Note that for the join pushdown evaluation, please checkout to ablation
branch first to use a single postgres configured in **/ce.json
for cardinality estimation.
Other engines, workloads and network condition are similar by changing the corresponding parameters in the command. More details can be found from the benchmark scripts located here.

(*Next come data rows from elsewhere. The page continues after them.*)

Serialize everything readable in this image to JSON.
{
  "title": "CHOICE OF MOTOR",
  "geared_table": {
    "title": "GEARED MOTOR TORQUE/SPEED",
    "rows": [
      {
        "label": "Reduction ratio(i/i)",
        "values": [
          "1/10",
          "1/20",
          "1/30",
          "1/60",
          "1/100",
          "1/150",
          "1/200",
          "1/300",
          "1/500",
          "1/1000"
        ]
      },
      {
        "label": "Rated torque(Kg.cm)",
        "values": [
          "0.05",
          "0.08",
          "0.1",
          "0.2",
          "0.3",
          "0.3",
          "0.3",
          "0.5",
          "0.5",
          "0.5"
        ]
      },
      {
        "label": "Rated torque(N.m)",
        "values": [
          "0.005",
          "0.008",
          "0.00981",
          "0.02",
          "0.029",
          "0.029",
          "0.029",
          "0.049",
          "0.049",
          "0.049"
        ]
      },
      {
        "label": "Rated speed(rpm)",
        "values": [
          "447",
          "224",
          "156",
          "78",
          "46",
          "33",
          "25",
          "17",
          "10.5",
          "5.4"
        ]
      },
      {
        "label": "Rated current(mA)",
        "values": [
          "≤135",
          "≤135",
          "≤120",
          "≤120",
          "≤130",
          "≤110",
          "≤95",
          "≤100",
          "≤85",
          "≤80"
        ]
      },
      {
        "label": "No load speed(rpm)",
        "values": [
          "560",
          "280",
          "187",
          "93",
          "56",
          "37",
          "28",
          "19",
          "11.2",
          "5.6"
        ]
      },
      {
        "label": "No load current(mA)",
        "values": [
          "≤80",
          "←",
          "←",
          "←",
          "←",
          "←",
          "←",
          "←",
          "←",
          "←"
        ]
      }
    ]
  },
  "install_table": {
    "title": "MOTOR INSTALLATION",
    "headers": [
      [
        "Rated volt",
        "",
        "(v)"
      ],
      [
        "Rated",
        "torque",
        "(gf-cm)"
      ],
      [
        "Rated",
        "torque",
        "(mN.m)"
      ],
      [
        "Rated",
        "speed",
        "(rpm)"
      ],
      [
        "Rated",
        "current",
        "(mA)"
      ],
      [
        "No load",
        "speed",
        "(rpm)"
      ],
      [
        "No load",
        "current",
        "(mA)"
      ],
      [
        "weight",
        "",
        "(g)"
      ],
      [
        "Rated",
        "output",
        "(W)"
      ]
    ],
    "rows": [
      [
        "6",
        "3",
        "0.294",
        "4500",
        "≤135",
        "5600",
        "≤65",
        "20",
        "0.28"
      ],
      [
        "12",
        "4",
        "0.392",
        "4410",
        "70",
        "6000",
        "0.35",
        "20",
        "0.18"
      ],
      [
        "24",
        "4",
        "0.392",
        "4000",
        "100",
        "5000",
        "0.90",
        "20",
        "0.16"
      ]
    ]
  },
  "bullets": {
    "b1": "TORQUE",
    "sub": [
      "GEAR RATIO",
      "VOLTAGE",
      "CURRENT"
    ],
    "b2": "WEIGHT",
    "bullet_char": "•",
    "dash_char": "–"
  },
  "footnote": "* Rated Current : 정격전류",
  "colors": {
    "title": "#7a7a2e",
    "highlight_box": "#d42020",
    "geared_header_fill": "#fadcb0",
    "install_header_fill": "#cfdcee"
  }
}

Specifically, we create a json file for each database as configuration, here is an example:
{
"driver": "org.postgresql.Driver",
"url": "jdbc:postgresql://${DB_IP}:${DB_PORT}/${DB_NAME}",
"username": "postgres",
"password": "postgres",
"costParams": {
"join": 2.0,
"trans": 10.0
},
"cardEstType": "postgres",
"partitionType": "postgres",
"partition": {
"max_partition_per_table": 16
},
"dialect": "postgres",
"disableOps": []
}
It contains the following information:
- Authentication and connection info: driver, ulr, username, password
- Customized modules for the data source:
- costParams: the parameters used in the default cost estimator, by default, all parameters are 1.0
- cardEstType: the cardinality estimator used for the data source, interface and existing implementations can be found here
- partitionType: the query partitioner used for the data source, interface and existing implementations can be found here
- partition: the parameters used in the partitioner
- dialect: the dialect used to generate queries to be issued to the data source, we implement a few dialects based on calcite's dialect, which can be cound here
- disableOps: the operators that the data source cannot support. For example, if its value is
["join"]
, we won't push down join to the source
The configurations we use for benchmark can be found here.